Towards a CMOS compatible refractive index sensor: cointegration of TiN nanohole arrays and Ge photodetectors in a 200 mm wafer silicon technology

Abstract

In this work, we present the monolithic integration of a TiN nanohole array and a Ge photodetector towards a CMOS compatible fabrication of a refractive index sensor in a 200 mm wafer silicon technology. We developed a technology process that enables fabrication with high yields of around 90%. Ge photodetectors with a Ge layer thickness of 450 nm and an area of 1600 µm2 (40 µm x 40 µm) show dark current densities of around 129 mA/cm2 and responsivities of 0.114 A/W measured by top illumination (TE polarization; λ = 1310 nm; angle of incidence = 14 °) at a reverse bias of 1 V. Nanohole arrays were structured in a 150 nm thick TiN layer. They were integrated into the back end of line and placed spatially close to the Ge photodetectors.

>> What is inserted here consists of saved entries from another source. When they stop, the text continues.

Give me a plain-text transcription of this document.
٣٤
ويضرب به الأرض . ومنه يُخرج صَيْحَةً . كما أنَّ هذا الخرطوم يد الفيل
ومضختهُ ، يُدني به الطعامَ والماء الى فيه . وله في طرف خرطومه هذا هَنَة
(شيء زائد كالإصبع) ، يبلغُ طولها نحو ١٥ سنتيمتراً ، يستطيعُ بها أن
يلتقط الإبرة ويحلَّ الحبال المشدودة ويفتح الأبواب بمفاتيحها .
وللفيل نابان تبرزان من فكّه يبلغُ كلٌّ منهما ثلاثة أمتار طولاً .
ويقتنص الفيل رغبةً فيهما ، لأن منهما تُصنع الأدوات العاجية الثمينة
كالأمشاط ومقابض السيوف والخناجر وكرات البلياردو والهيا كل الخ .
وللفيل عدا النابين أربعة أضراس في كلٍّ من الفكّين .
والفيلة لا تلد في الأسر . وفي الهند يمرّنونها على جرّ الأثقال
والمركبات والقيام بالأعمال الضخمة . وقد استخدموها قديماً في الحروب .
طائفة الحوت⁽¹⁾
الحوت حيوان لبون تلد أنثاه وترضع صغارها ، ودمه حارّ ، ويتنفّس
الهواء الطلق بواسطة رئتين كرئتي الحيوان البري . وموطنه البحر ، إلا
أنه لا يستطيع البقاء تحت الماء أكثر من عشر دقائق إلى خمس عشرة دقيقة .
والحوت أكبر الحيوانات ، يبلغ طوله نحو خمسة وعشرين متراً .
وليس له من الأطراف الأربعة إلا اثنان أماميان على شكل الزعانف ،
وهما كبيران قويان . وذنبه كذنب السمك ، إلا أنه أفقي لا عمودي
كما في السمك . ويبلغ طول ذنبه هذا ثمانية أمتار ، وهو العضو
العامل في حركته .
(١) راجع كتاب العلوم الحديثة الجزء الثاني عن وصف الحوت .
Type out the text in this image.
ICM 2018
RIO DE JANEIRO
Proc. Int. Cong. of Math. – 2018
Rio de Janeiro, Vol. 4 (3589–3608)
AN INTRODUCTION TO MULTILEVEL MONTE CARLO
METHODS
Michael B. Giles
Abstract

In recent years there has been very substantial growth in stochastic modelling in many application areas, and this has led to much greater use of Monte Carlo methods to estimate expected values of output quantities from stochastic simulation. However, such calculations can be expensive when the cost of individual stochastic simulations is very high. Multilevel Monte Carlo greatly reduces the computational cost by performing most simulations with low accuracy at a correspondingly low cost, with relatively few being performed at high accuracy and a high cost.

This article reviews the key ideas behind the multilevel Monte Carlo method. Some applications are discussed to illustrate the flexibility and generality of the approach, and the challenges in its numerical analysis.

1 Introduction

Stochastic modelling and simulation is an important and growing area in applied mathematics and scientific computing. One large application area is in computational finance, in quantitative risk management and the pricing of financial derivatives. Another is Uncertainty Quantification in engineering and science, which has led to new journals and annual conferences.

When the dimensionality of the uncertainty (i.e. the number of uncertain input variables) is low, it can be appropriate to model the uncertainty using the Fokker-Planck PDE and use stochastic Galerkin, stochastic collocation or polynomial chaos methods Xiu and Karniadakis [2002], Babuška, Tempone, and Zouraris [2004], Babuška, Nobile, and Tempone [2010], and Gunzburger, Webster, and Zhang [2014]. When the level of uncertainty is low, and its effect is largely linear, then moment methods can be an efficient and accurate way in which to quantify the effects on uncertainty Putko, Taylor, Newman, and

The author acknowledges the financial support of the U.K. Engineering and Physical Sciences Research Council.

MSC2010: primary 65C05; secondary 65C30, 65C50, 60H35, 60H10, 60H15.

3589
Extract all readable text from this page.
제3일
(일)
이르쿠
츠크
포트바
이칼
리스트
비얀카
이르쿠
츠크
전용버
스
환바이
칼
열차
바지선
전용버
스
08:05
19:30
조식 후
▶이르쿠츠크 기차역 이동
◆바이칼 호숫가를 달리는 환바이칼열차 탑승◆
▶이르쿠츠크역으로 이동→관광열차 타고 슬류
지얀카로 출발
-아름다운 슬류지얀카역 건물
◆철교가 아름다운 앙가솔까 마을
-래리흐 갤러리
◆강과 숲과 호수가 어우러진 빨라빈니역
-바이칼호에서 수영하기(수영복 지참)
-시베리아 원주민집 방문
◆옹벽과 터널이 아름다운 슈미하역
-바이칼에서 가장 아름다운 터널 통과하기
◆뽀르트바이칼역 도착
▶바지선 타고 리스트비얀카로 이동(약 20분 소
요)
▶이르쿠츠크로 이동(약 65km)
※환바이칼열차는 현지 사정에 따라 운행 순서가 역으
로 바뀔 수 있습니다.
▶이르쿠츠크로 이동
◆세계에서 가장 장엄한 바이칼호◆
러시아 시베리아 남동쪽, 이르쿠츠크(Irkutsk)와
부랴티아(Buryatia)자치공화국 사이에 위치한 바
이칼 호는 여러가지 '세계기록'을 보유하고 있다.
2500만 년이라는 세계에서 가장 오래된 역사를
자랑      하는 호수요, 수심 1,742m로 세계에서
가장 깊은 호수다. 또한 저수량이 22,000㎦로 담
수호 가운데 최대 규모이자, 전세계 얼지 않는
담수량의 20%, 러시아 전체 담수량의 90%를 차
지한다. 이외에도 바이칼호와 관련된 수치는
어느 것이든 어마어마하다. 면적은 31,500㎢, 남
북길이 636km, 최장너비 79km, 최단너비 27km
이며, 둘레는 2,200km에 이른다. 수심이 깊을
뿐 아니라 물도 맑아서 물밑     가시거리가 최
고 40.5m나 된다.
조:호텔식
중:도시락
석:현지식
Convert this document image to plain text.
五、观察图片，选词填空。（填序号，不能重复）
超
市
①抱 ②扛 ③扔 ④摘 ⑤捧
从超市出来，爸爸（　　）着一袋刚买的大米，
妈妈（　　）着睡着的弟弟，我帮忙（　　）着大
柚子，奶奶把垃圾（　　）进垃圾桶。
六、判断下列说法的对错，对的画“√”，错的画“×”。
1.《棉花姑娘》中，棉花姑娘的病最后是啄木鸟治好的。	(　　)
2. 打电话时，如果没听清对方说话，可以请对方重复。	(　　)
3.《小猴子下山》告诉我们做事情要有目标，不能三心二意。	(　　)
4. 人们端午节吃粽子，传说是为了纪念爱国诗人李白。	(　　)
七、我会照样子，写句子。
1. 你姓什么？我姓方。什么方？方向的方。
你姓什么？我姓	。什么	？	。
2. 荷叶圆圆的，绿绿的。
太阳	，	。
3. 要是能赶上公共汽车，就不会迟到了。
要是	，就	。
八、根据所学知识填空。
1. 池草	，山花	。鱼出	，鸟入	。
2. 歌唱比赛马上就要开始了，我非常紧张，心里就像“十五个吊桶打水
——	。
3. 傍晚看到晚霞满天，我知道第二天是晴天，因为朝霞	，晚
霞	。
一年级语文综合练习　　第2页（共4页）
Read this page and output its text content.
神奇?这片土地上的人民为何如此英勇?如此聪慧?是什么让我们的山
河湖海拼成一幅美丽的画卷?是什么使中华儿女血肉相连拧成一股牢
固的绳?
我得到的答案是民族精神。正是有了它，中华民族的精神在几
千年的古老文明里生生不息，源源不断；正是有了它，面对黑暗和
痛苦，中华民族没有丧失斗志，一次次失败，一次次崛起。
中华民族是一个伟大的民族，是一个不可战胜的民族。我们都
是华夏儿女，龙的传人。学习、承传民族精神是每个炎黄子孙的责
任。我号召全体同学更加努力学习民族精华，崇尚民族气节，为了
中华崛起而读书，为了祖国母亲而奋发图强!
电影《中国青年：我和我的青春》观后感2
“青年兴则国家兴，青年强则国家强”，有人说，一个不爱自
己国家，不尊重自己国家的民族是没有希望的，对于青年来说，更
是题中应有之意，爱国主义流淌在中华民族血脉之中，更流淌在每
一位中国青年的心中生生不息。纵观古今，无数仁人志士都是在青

After the metallization, passivation, and pad opening, the nanohole arrays were released with the help of an amorphous silicon stop layer. A significant impact of the TiN nanohole arrays on the optical behavior of the photodetector could be proven on the wafer level. Photocurrent measurements by top illumination confirm a strong dependence of optical properties on the polarization of the incident light and the nanohole array design. We demonstrate very stable photocurrents on the wafer level with a standard deviation of σ < 6%.